Trombectomia Mecânica no AVC Isquêmico: Indicações e Janelas

UESPI - Universidade Estadual do Piauí — Prova 2021

Enunciado

O Acidente Vascular Cerebral (AVC) isquêmico vem tendo mudanças importantes quanto ao tratamento da fase aguda, principalmente relacionado ao uso da trambectomia mecânica. Sobre a trombectomia mecânica no contexto de AVC isquêmico, assinale a alternativa CORRETA.

Alternativas

  1. A) A trombectomia mecânica agora deve ser priorizada em detrimento da trombólise endovenosa, independente do tempo de início do quadro clínico.
  2. B) A trombectomia mecânica só tem benefício, após a falha do trombolítico e respeitando o limite de 3 horas após o inicio do quadro clínico.
  3. C) A seleção de pacientes candidatos à trombectomia mecânica leva em consideração somente se há contraindicações ao trombolítico endovenoso.
  4. D) Aqueles pacientes que percebem o déficit neurológico, somente ao acordar, não foram avaliados nos grandes estudos sobre trombectomia mecânica e, portanto, não podem ser submetidos à trombectomia mecânica, independente dos achados da tomografia de crânio ou método com perfusão.
  5. E) Os benefícios da trombectomia mecânica se mostraram principalmente para pacientes com oclusão proximal da circulação anterior e até 6 horas do início do quadro clínico, embora haja estudos com benefícios para janelas de tempo até maiores.

Pérola Clínica

Trombectomia mecânica: benefício em oclusão proximal da circulação anterior, até 6h (ou mais com seleção por imagem).

Resumo-Chave

A trombectomia mecânica revolucionou o tratamento do AVC isquêmico agudo, sendo eficaz principalmente para oclusões de grandes vasos da circulação anterior. A janela terapêutica se estendeu além das 6 horas iniciais para pacientes selecionados por imagem, mesmo para aqueles com 'wake-up stroke', demonstrando a importância da avaliação individualizada.

Contexto Educacional

O Acidente Vascular Cerebral (AVC) isquêmico é uma das principais causas de morbimortalidade global. O tratamento da fase aguda evoluiu significativamente com a introdução da trombectomia mecânica, que consiste na remoção mecânica do trombo que oclui um vaso cerebral. Esta técnica é particularmente eficaz para oclusões proximais de grandes vasos da circulação anterior, onde a trombólise endovenosa pode ter eficácia limitada. Os grandes estudos clínicos (como MR CLEAN, ESCAPE, REVASCAT, EXTEND-IA, SWIFT PRIME) demonstraram o benefício da trombectomia mecânica em pacientes com oclusão de grandes vasos e dentro de uma janela de até 6 horas do início dos sintomas. Mais recentemente, estudos como DAWN e DEFUSE 3 expandiram essa janela para até 24 horas em pacientes selecionados por critérios de imagem avançada (TC de perfusão ou ressonância magnética), que identificam a presença de penumbra isquêmica (tecido cerebral ainda salvável). A trombectomia mecânica não substitui a trombólise endovenosa, mas é um tratamento complementar. Pacientes que chegam ao hospital dentro da janela para trombólise devem recebê-la, mesmo que sejam candidatos à trombectomia. A seleção de pacientes é rigorosa e envolve avaliação clínica e de imagem para maximizar os benefícios e minimizar os riscos. A rápida identificação e encaminhamento para centros especializados são cruciais para o sucesso do tratamento.

Perguntas Frequentes

Quais são os principais critérios para indicação de trombectomia mecânica no AVC isquêmico?

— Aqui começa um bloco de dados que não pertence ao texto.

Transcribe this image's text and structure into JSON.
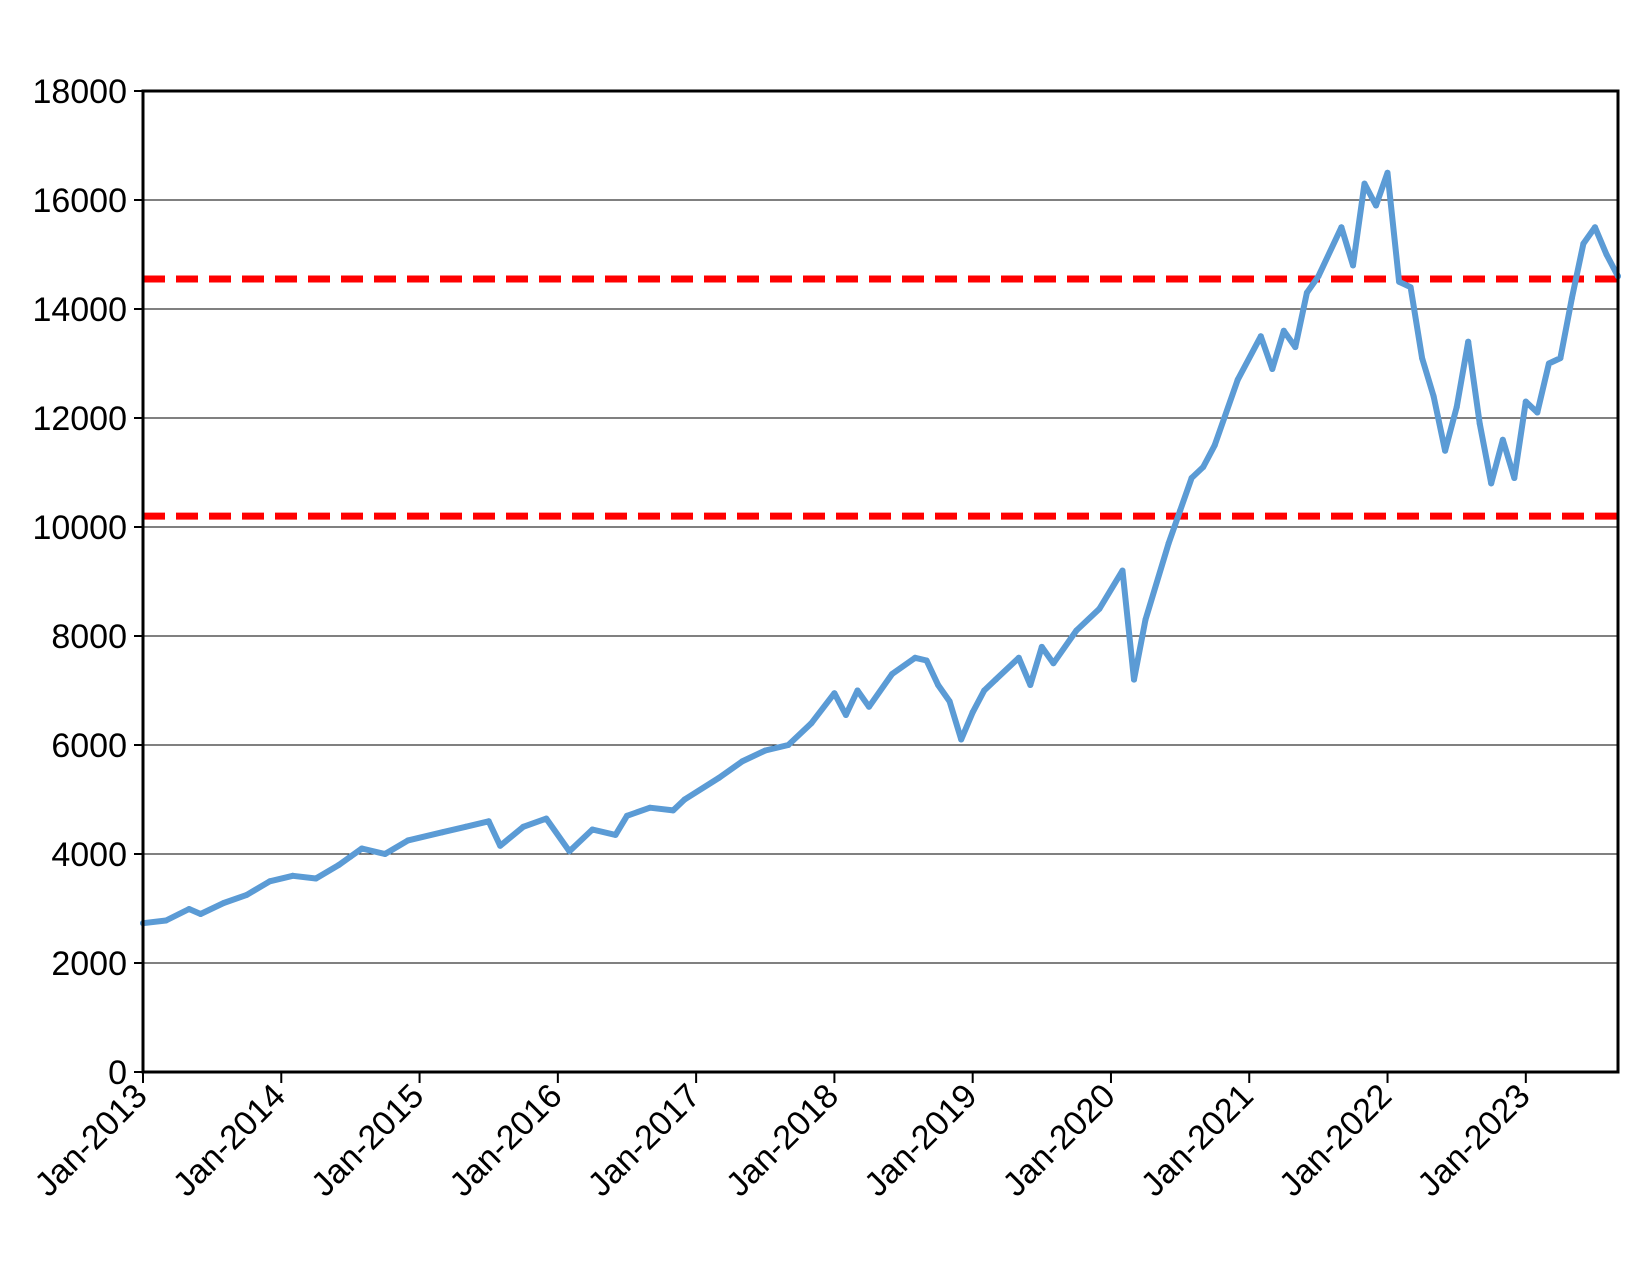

Os critérios incluem oclusão de grande vaso na circulação anterior, déficit neurológico significativo (NIHSS elevado), e tempo de início dos sintomas dentro da janela terapêutica, que pode ser estendida com base em exames de imagem avançados (perfusão).

A trombectomia mecânica substitui a trombólise endovenosa com alteplase?

Não, a trombectomia mecânica é complementar à trombólise endovenosa. Pacientes elegíveis para trombólise devem recebê-la o mais rápido possível, mesmo que também sejam candidatos à trombectomia, pois o benefício é aditivo.

Como a imagem avançada (perfusão) influencia a decisão da trombectomia mecânica?

A imagem de perfusão (TC de perfusão ou RM) permite identificar a área de penumbra isquêmica, ou seja, tecido cerebral em risco, mas ainda viável. Isso é crucial para selecionar pacientes com janelas terapêuticas estendidas (até 24 horas em alguns casos), mesmo em 'wake-up stroke', onde o tempo exato do início dos sintomas é desconhecido.